Entiende que encuentren en una coyuntura como la electoral y con una indignación ciudadana como la de Ayotzinapa, un momento de endurecer sus posturas y tratar de negociar su pliego petitorio de once puntos con posiciones de fuerza, pero no considera que contribuya a resolver el problema político del país el tratar de impedir las elecciones o la radicalización.
El investigador recuerda que las marchas para demandar la aparición con vida de los 43 estudiantes de Ayotzinapa tuvieron la participación ciudadana entre septiembre y noviembre, pero a partir de diciembre, enero y febrero muchos han dejado de sumarse pues no son acciones a las cuales pueda ir una familia, “requieren un grado de organización y de militancia que la mayoría de los ciudadanos no tiene”.
Por ello reitera que se requiere “una movilización social incluyente, amplia, contundente por el número de ciudadanos movilizados y de sectores participantes, y no una movilización contundente por el grado de dureza que despliega pero conformada por grupos si no reducidos, sí menos amplios de lo que fueron antes. Y a nadie conviene que se reduzca el número de participantes”.

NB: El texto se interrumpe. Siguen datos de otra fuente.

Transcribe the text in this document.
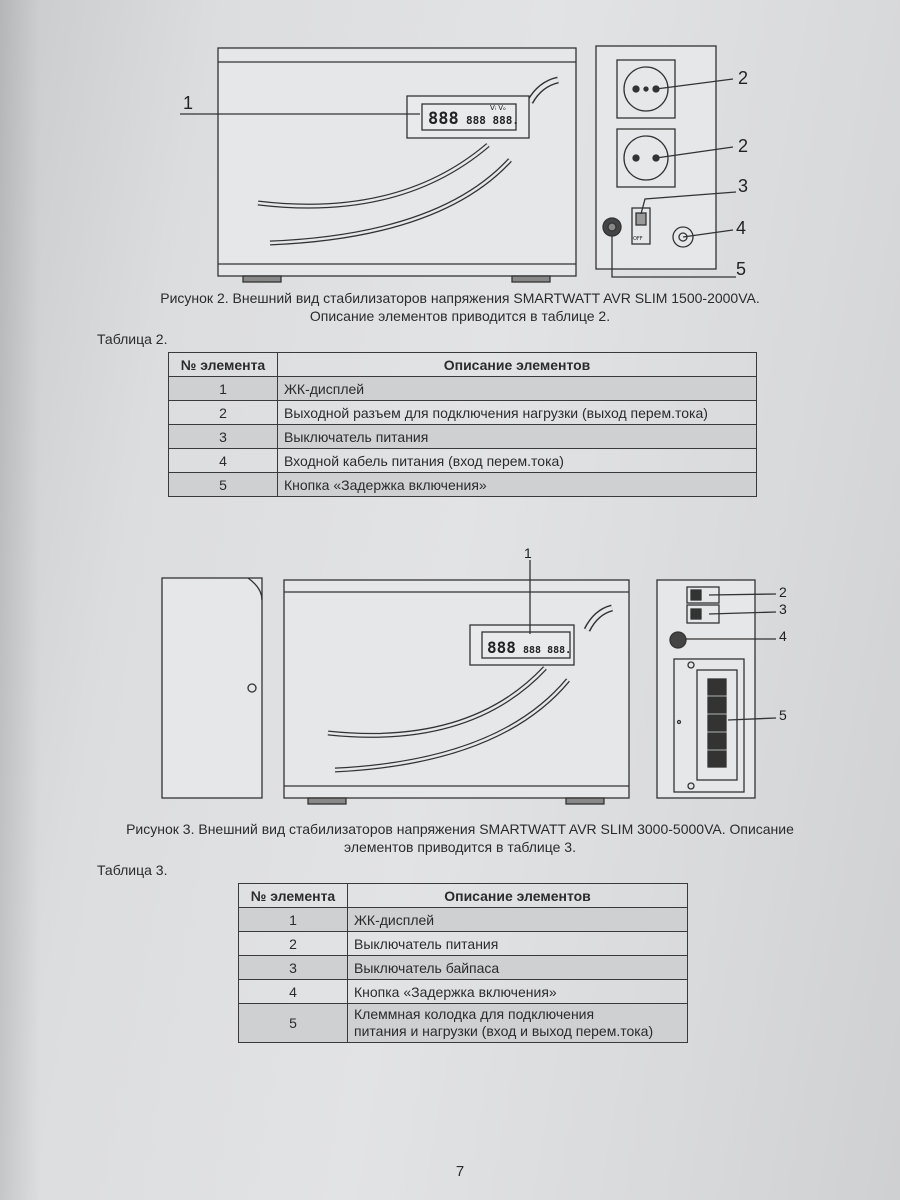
1
2
2
3
4
5
888 888 888.
Vᵢ Vₒ
OFF
Рисунок 2. Внешний вид стабилизаторов напряжения SMARTWATT AVR SLIM 1500-2000VA.
Описание элементов приводится в таблице 2.
Таблица 2.
№ элемента	Описание элементов
1	ЖК-дисплей
2	Выходной разъем для подключения нагрузки (выход перем.тока)
3	Выключатель питания
4	Входной кабель питания (вход перем.тока)
5	Кнопка «Задержка включения»
1
2
3
4
5
888 888 888.
Рисунок 3. Внешний вид стабилизаторов напряжения SMARTWATT AVR SLIM 3000-5000VA. Описание
элементов приводится в таблице 3.
Таблица 3.
№ элемента	Описание элементов
1	ЖК-дисплей
2	Выключатель питания
3	Выключатель байпаса
4	Кнопка «Задержка включения»
5	Клеммная колодка для подключения
питания и нагрузки (вход и выход перем.тока)
7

Las elecciones, resume, manifestaron una serie de síntomas de la situación política que vive el país, pero la mayor sorpresa es que el “partido del presidente” salga bien librado, mientras la mayoría de los ciudadanos, que viven descontentos, permanecen pasivos ante eso.
Concluye también que el llamado al voto nulo no tuvo un impacto relevante en el resultado de las elecciones. Recuerda su texto “Votar o no votar: ¿he ahí el dilema?”, publicado en La Jornada del 8 de febrero pasado, en el cual menciona lo necesario que es ganar la calle y las elecciones, y la respuesta del antropólogo Gilberto López y Rivas, quien expresó en estas páginas su descreimiento de los procesos electorales (Proceso, 1998).

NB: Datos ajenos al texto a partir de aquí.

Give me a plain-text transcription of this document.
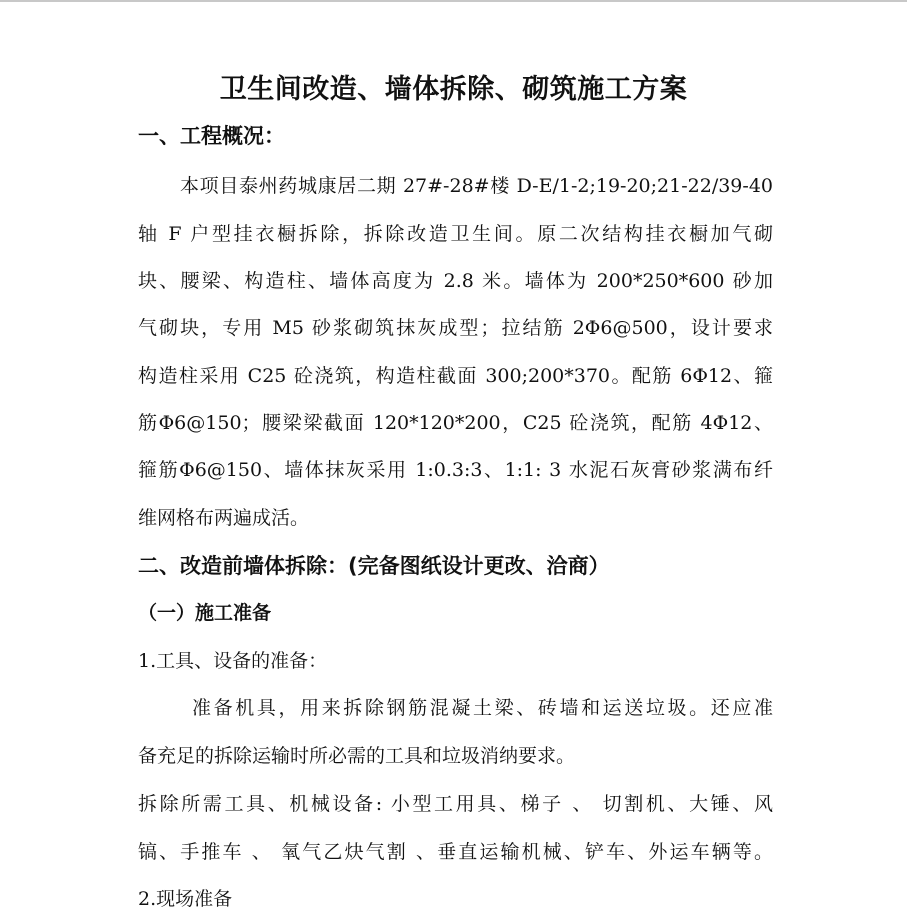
卫生间改造、墙体拆除、砌筑施工方案
一、工程概况：
本项目泰州药城康居二期 27#-28#楼 D-E/1-2;19-20;21-22/39-40
轴 F 户型挂衣橱拆除，拆除改造卫生间。原二次结构挂衣橱加气砌
块、腰梁、构造柱、墙体高度为 2.8 米。墙体为 200*250*600 砂加
气砌块，专用 M5 砂浆砌筑抹灰成型；拉结筋 2Φ6@500，设计要求
构造柱采用 C25 砼浇筑，构造柱截面 300;200*370。配筋 6Φ12、箍
筋Φ6@150；腰梁梁截面 120*120*200，C25 砼浇筑，配筋 4Φ12、
箍筋Φ6@150、墙体抹灰采用 1:0.3:3、1:1: 3 水泥石灰膏砂浆满布纤
维网格布两遍成活。
二、改造前墙体拆除：(完备图纸设计更改、洽商）
（一）施工准备
1.工具、设备的准备：
准备机具，用来拆除钢筋混凝土梁、砖墙和运送垃圾。还应准
备充足的拆除运输时所必需的工具和垃圾消纳要求。
拆除所需工具、机械设备: 小型工用具、梯子 、 切割机、大锤、风
镐、手推车 、 氧气乙炔气割 、垂直运输机械、铲车、外运车辆等。
2.现场准备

Bartra pone en relieve que tanto el poeta Javier Sicilia como López y Rivas o el obispo Raúl Vera buscan como él maneras de transformar al país. Y sin embargo él no los llama “cómplices del gobierno porque llaman a que los ciudadanos se abstengan y con esto gana el PRI”, como ellos sí han juzgado a quienes llamaron a votar.
Al final, dice, la elección “no es más que un momento de un proceso político y social mucho más amplio, y no se va a resolver en una votación el destino del país, mucho menos el de un país como éste donde –ya lo hemos visto– simplemente llamando a votar no se logra nada, y en caso de que se logre te arrebatan el triunfo.
“Entonces la elección no es el milagro ni la panacea ni el santo remedio ni la medicina, pero sí creo que no habrá un cambio profundo que no transite, entre otras cosas, por un sistema electoral.”